His correspondence (1861–1909) includes twenty-one books of letters, a small number of outgoing letters by Gilder himself, and a large amount of inbound correspondence related to his editorial work for Scribner's Monthly and The Century, and to his social and other professional activities. Gilder's true contributions to American letters came through the editing of a superior literary journal. He was an associate editor of Scribner's Monthly Magazine (later The Century) from its founding in 1870 until 1881, when, upon J. G. Holland's death, he became managing editor. After working for the Newark, N.J., daily newspaper for three years (1865–1868), he founded, with Newton Crane, The Newark Morning Register.

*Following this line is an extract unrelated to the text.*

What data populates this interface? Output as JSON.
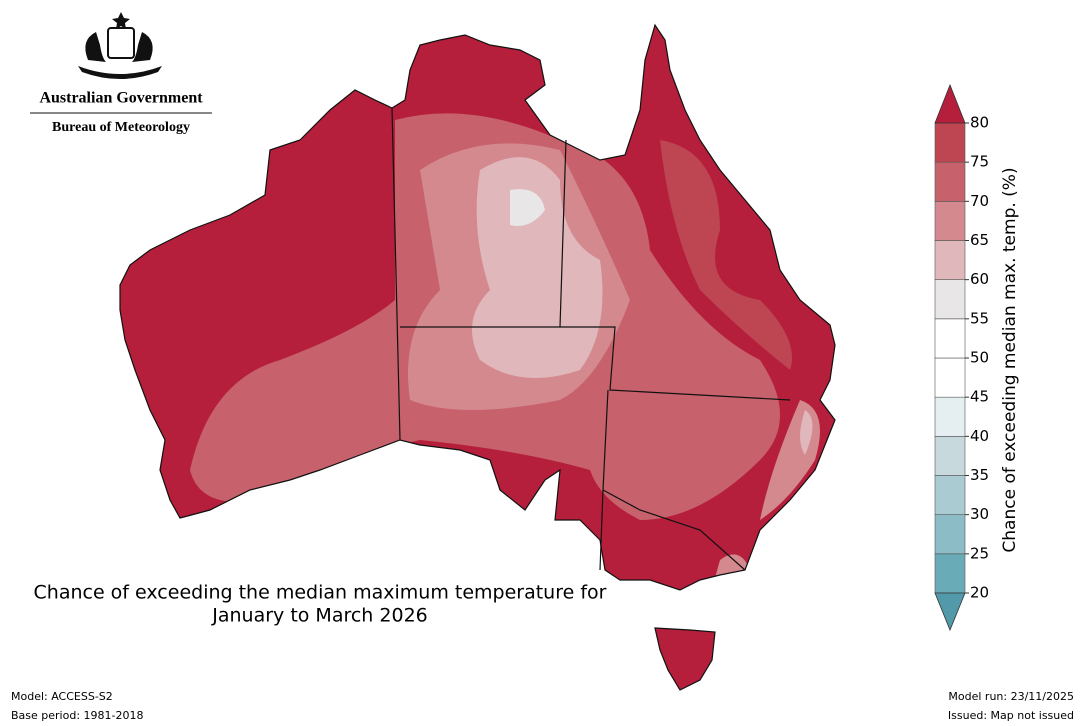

Gilder's education began in his father's girls' school in Bordentown, N.J., where he was the only boy enrolled. He later met and married Helena de Kay, both eminent authors, artists, and muses in their own right. Their first child, Helena Marion de Kay Gilder, would live only six months. Their third child, Richard Watson de Kay Gilder, would live only a few days. Their son Rodman de Kay Gilder (1877–1953) became a writer and married Louise Comfort Tiffany.
Louis Comfort Tiffany, William Merritt Chase, John LaFarge, Albert Pinkham Ryder, and Alexander Wilson Drake helped along with Saint-Gaudens and others to establish the Society of American Artists — now merged into the National Academy — and the Art Students League in New York. Their circle of friends that would gather at their studio salon became some of the most famous giants in literature, art, music, and politics.
The famous Saint-Gaudens bronze plaque of the family is owned by the Metropolitan Museum of Art. Paintings of Helen and Richard sit in the Smithsonian and National Portrait Gallery in Washington, D.C., and Richard's and Helena's diaries and corresponding letters are held in a collection at the Lilly Library. Helena was the subject of love poems by Richard Watson Gilder, and of love letters and paintings by Winslow Homer, John LaFarge, Mary Hallock Foote, and others. Mr. and Mrs. Gilder collaborated on a number of books, with Helena serving as illustrator for several of his works, including Two Worlds and Other Poems (1891).